Creating new laws in Georgia can be like a game of ping pong. As a proposed law travels back-and-forth between the Georgia House and Senate, it has to clear the net to stay alive.

In the Georgia legislature, Crossover Day is that net.

If the full House of Representatives approves of a bill proposed there, it will then go to the Senate. If state Senators make any changes, it goes back to the House, back-and-forth like a ping pong ball until both chambers agree on the exact substance and wording.

“We don't want bills quickly going through the process,” Georgia State Political Science Professor and former legislator Doug Teper said. “We want everybody to get a decent chance to look it over and maybe find personal problems they have with it, or maybe generic problems with it, or even typos in a bill.”

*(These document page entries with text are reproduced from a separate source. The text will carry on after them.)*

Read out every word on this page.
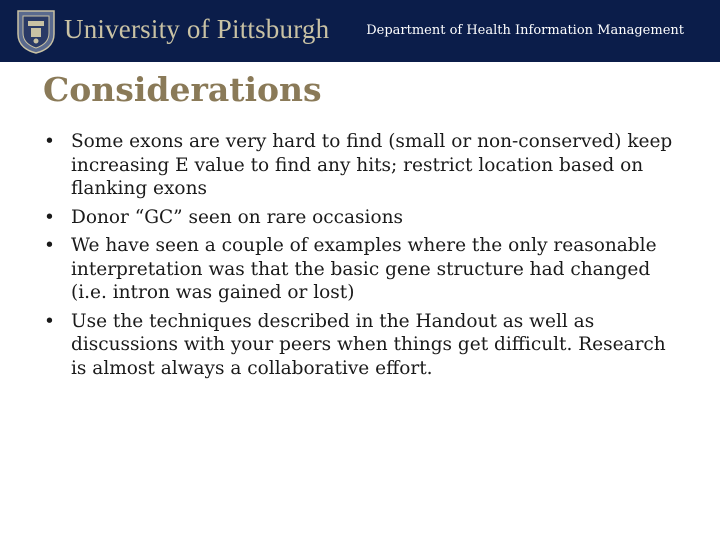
University of Pittsburgh	Department of Health Information Management
Considerations
• Some exons are very hard to find (small or non-conserved) keep increasing E value to find any hits; restrict location based on flanking exons
• Donor “GC” seen on rare occasions
• We have seen a couple of examples where the only reasonable interpretation was that the basic gene structure had changed (i.e. intron was gained or lost)
• Use the techniques described in the Handout as well as discussions with your peers when things get difficult. Research is almost always a collaborative effort.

Sometimes, proposals sit like a ping pong ball that never moves.

Let’s say state senators debate and debate but can’t all agree on a proposal they like enough to send to the house. The clock is ticking. When 28 days pass and Crossover Day arrives, time is up. The proposal never crossed the net, so it’s dead for that legislative session.

Teper added that Crossover Day actually helps legislators prioritize their work.

“They want to condense it (the number of proposed bills) down to a manageable number,” he said. “So, Crossover Day will normally kill about a good half of the bills that have been proposed. The legislators can focus the public and the press can focus.”

Often, a bill that dies on Crossover Day can be revived the next legislative session.

There are also vampire bills, where crafty lawmakers amend an active bill with one that is otherwise dead, bringing that proposal back to life.